Congress put the states in charge, and each one is doing its own thing ? creating different rules for who can participate, how much can be put in, how the money will be invested, and so on. The fact that there are roughly 50 plans to choose from creates a lot of confusion for parents. Here, then, are my suggestions as to which factors are most important.
• Shop around, but check your own state's plan first. Look beyond your state's borders. Most plans offer state tax deductions for contributions made by their residents, and this often convinces parents to look no further. But be aware that other factors, such as the quality of the investment managers, number and type of asset allocation choices, and the level of management fees, can outweigh the value of a state tax deduction. Still, a 5%-9% tax deduction on every dollar you contribute ought to get your attention, and should probably earn your business unless you specifically dislike the plan's allocations, funds, or fees. Check SavingForCollege.com for a quick overview of your plan as well as ratings of all the other plans open to non-residents.
• Look closely at your asset allocation options. Your most important decision is the allocation between stocks and bonds in the account. Many of the age-based portfolios are quite conservative, moving into bonds in large doses at an early age. Naturally, you can take a more aggressive posture by using the static portfolio options to stay 100% in stocks from birth to graduation. The right balance is somewhere between those extremes. While you don't want to be in bonds too early, it is appropriate for the allocation to get more conservative as college age approaches. This helps assure that the account won't suffer a significant loss just as your student enters college. Make sure the allocation options fit with your desires as to how aggressive you wish to be. One simple approach for those using static portfolios is to invest 100% in stocks until college is five years away, then shift 20% of the account into bonds each year until college arrives.

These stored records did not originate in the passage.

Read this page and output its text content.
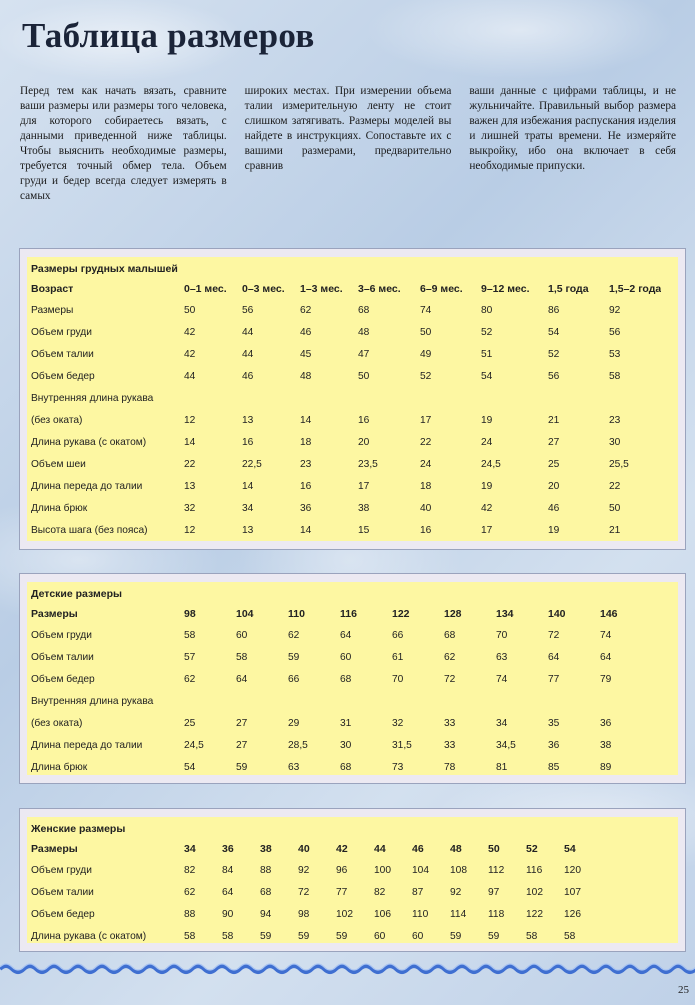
Таблица размеров
Перед тем как начать вязать, сравните ваши размеры или размеры того человека, для которого собираетесь вязать, с данными приведенной ниже таблицы. Чтобы выяснить необходимые размеры, требуется точный обмер тела. Объем груди и бедер всегда следует измерять в самых
широких местах. При измерении объема талии измерительную ленту не стоит слишком затягивать. Размеры моделей вы найдете в инструкциях. Сопоставьте их с вашими размерами, предварительно сравнив
ваши данные с цифрами таблицы, и не жульничайте. Правильный выбор размера важен для избежания распускания изделия и лишней траты времени. Не измеряйте выкройку, ибо она включает в себя необходимые припуски.
Размеры грудных малышей								
Возраст	0–1 мес.	0–3 мес.	1–3 мес.	3–6 мес.	6–9 мес.	9–12 мес.	1,5 года	1,5–2 года
Размеры	50	56	62	68	74	80	86	92
Объем груди	42	44	46	48	50	52	54	56
Объем талии	42	44	45	47	49	51	52	53
Объем бедер	44	46	48	50	52	54	56	58
Внутренняя длина рукава								
(без оката)	12	13	14	16	17	19	21	23
Длина рукава (с окатом)	14	16	18	20	22	24	27	30
Объем шеи	22	22,5	23	23,5	24	24,5	25	25,5
Длина переда до талии	13	14	16	17	18	19	20	22
Длина брюк	32	34	36	38	40	42	46	50
Высота шага (без пояса)	12	13	14	15	16	17	19	21
Детские размеры									
Размеры	98	104	110	116	122	128	134	140	146
Объем груди	58	60	62	64	66	68	70	72	74
Объем талии	57	58	59	60	61	62	63	64	64
Объем бедер	62	64	66	68	70	72	74	77	79
Внутренняя длина рукава									
(без оката)	25	27	29	31	32	33	34	35	36
Длина переда до талии	24,5	27	28,5	30	31,5	33	34,5	36	38
Длина брюк	54	59	63	68	73	78	81	85	89
Женские размеры											
Размеры	34	36	38	40	42	44	46	48	50	52	54
Объем груди	82	84	88	92	96	100	104	108	112	116	120
Объем талии	62	64	68	72	77	82	87	92	97	102	107
Объем бедер	88	90	94	98	102	106	110	114	118	122	126
Длина рукава (с окатом)	58	58	59	59	59	60	60	59	59	58	58
25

• Consider the fees. Just as with a mutual fund, there are ongoing operating expenses charged to your account. These fees can vary by more than 1% annually, and make a big difference over many years.
• Prefer plans with low-cost index fund choices. As most SMI readers know, we firmly believe that it's possible to beat the market's returns if you're able to rotate between top-performing funds as we do in our Fund Upgrading strategy. However, in a 529 plan, you don't have the flexibility to Upgrade like that. Given that lack of flexibility, the next best thing is to use index funds. Study after study has shown that index funds will typically beat the majority of actively-managed funds over time, in large part due to their lower expenses. As a result, our advice in picking a 529 plan is to find one with good index fund choices. More and more states are catching on to the virtues of having low-cost index funds in their plans, so it's increasingly likely that your state will offer index funds among their investment options. Here are a few plans to check out as a basis of comparison (fund choices are constantly changing, so this is unlikely to be a comprehensive list): Utah, New York, Iowa, Nevada, and Nebraska. If you find more than one plan with similar index choices available, look closely at your total cost of investing in each plan.
ConclusionTo summarize then, if you qualify for a Coverdell ESA and are inclined to follow SMI's Upgrading strategy (or another strategy designed to beat the market's rate of return), your first college savings dollars should be directed there, up to the maximum $2,000 contribution each year. Any excess savings beyond that can be directed to a 529 plan. If, on the other hand, you either don't qualify to contribute to a Coverdell, or plan to use an indexing strategy anyway, find a 529 plan with solid index fund choices and focus your savings there.